Data has become the new source code, and we need a way to manage it.
Data is so important that many of the leading practitioners in AI are pushing for data to be at the center of the ML workflow. For many years, code has been at the center of software development. And we have developed amazing tools and processes to create great software, becoming more agile and effective. But today, with the upsurging of machine learning software, curating the right data for machine learning applications is the most crucial element. Without tools and processes to develop datasets, we can’t create models with real-world impact.
The management of these stages is anything but trivial. Selecting data sources, generating labels, retraining models, all of these are key components in the data curation lifecycle, and we typically perform them in an ad-hoc fashion. So what can we do to keep our efforts from snowballing out of control?
We need a data-centric approach. We need tooling to support data development.
In this blog, we’re combining two key tools to improve the data-centric operations: Superb AI Suite and Pachyderm Hub. Together these two tools bring data labeling and data versioning to your data operations workflow.
Superb AI Suite: Labeled Data At Scale
Superb AI has introduced a revolutionary way for ML teams to drastically decrease the time it takes to deliver high-quality training datasets. Instead of relying on human labelers for a majority of the data preparation workflow, teams can now implement a much more time- and cost-efficient pipeline with the Superb AI Suite.

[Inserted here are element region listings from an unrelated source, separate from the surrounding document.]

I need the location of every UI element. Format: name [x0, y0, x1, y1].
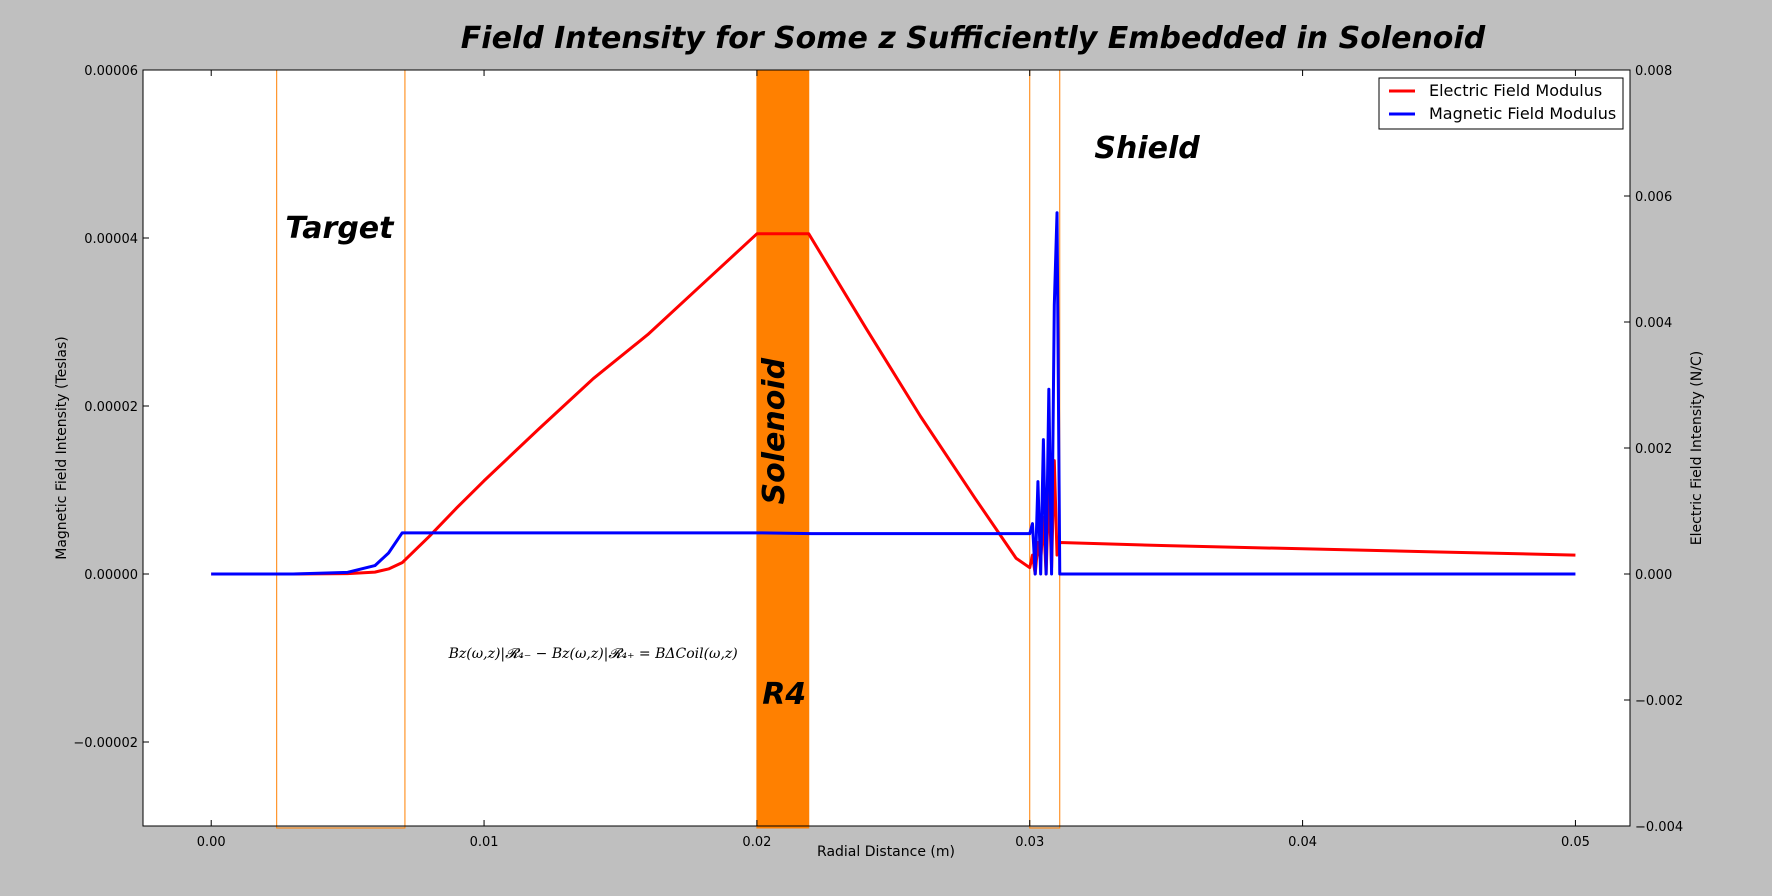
series-layer: [211, 211, 1576, 576]
y-right-tick-label: 0.002: [1635, 442, 1672, 457]
annotation-equation: Bz(ω,z)|𝓡₄₋ − Bz(ω,z)|𝓡₄₊ = BΔCoil(ω,z): [448, 646, 738, 662]
legend-label-magnetic: Magnetic Field Modulus: [1429, 104, 1616, 123]
y-left-tick-label: −0.00002: [73, 736, 138, 751]
annotations-layer: Target Solenoid R4 Shield Bz(ω,z)|𝓡₄₋ − Bz(ω…: [285, 131, 1200, 712]
y-right-tick-label: 0.000: [1635, 568, 1672, 583]
x-tick-label: 0.02: [742, 835, 771, 850]
y-right-tick-label: 0.008: [1635, 64, 1672, 79]
y-left-tick-label: 0.00002: [84, 400, 138, 415]
x-tick-label: 0.05: [1561, 835, 1590, 850]
y-left-axis: −0.00002 0.00000 0.00002 0.00004 0.00006: [73, 64, 149, 751]
y-right-tick-label: −0.002: [1635, 694, 1683, 709]
y-left-tick-label: 0.00004: [84, 232, 138, 247]
x-tick-label: 0.00: [197, 835, 226, 850]
annotation-target: Target: [285, 211, 395, 246]
annotation-r4: R4: [762, 677, 806, 712]
legend-box: [1378, 77, 1624, 130]
legend-label-electric: Electric Field Modulus: [1429, 81, 1602, 100]
y-left-axis-label: Magnetic Field Intensity (Teslas): [54, 336, 70, 559]
x-axis-label: Radial Distance (m): [817, 844, 955, 860]
y-left-tick-label: 0.00000: [84, 568, 138, 583]
y-right-tick-label: −0.004: [1635, 820, 1683, 835]
series-line-electric: [211, 232, 1576, 576]
plot-area: [143, 70, 1630, 826]
chart-title: Field Intensity for Some z Sufficiently …: [461, 21, 1486, 56]
y-right-axis: −0.004 −0.002 0.000 0.002 0.004 0.006 0.008: [1624, 64, 1683, 835]
x-axis: 0.00 0.01 0.02 0.03 0.04 0.05: [197, 70, 1590, 850]
legend: Electric Field Modulus Magnetic Field Mo…: [1378, 77, 1624, 130]
x-tick-label: 0.01: [470, 835, 499, 850]
y-left-tick-label: 0.00006: [84, 64, 138, 79]
y-right-tick-label: 0.006: [1635, 190, 1672, 205]
x-tick-label: 0.03: [1015, 835, 1044, 850]
y-right-tick-label: 0.004: [1635, 316, 1672, 331]
y-right-axis-label: Electric Field Intensity (N/C): [1689, 351, 1705, 545]
annotation-solenoid: Solenoid: [757, 357, 792, 504]
annotation-shield: Shield: [1094, 131, 1200, 166]
x-tick-label: 0.04: [1288, 835, 1317, 850]
series-line-magnetic: [211, 211, 1576, 576]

Superb’s ML-first approach to labeling looks like the diagram above:
If your model is low-performing, you need a new data set to augment your existing ground-truth dataset. Next, you run them to your pre-trained model and upload the model predictions into our platform. Then, Suite will help you find and re-label the failure cases. Finally, you can train Suite auto-label on these edge cases to drive performance up.
This cycle repeats over and over again. With each iteration, your model will cover more and more edge cases.
You can try this out for free with Superb AI Suite.
Pachyderm: Versioned Data + Automation
Pachyderm is the data foundation for machine learning. It is the GitHub for your data-driven applications.
Under the hood, Pachyderm forms this foundation by combining two key components:
Similar to git, with Pachyderm’s data versioning, you can organize and iterate on your data with repos and commits. But instead of being limited to text files and structured data, Pachyderm allows you to version any type of data - images, audio, video, text - anything. The versioning system is optimized to scale to large datasets of any type, making it a perfect pairing for Superb AI, giving you cohesive reproducibility.
Pachyderm’s pipelines allow you to connect your code to your data repositories. They can be used to automate many components of the machine learning life cycle (such as data preparation, testing, model training) by re-running pipelines when new data is committed. Together, Pachyderm pipelines and versioning give you end-to-end lineage for your machine learning workflows.
You can try this out for free with Pachyderm Hub.
Pachyderm as Superb AI’s Versioned Storage
In this integration, we provide an automated pipeline to version data labeled from Superb AI. This means that we get all the benefits from Superb AI Suite to ingest our data, label it and manage our agile labeling workflows and all the benefits from Pachyderm to version and automate the rest of our ML lifecycle.
The pipeline itself automatically pulls data from Superb AI Suite into a Pachyderm Hub cluster, versioning it as a commit. This simply works by securely creating a Pachyderm secret for our Superb AI access API key. This key can then be used to create a pipeline that pulls our Superb AI data into a Pachyderm data repository.
We automate this by using a cron pipeline that automatically pulls new data according to a schedule (in our example, every 2 minutes). The output dataset will be committed to our “sample_project” data repository.
Once we have our data in Pachyderm, we can build the rest of our MLOps pipelines to test, pre-process, and train our models.
Data-centric development is key to producing machine learning models that operate in the real world. Together, Superb AI and Pachyderm unify the data preparation stage to be reliable and agile, ensuring we can continue to feed our models with good data and reduce data bugs.
Check out the full code for this integration on GitHub.
Both Superb AI and Pachyderm are part of the AI Infrastructure Alliance and dedicated to building the foundation of Artificial Intelligence applications of today and tomorrow.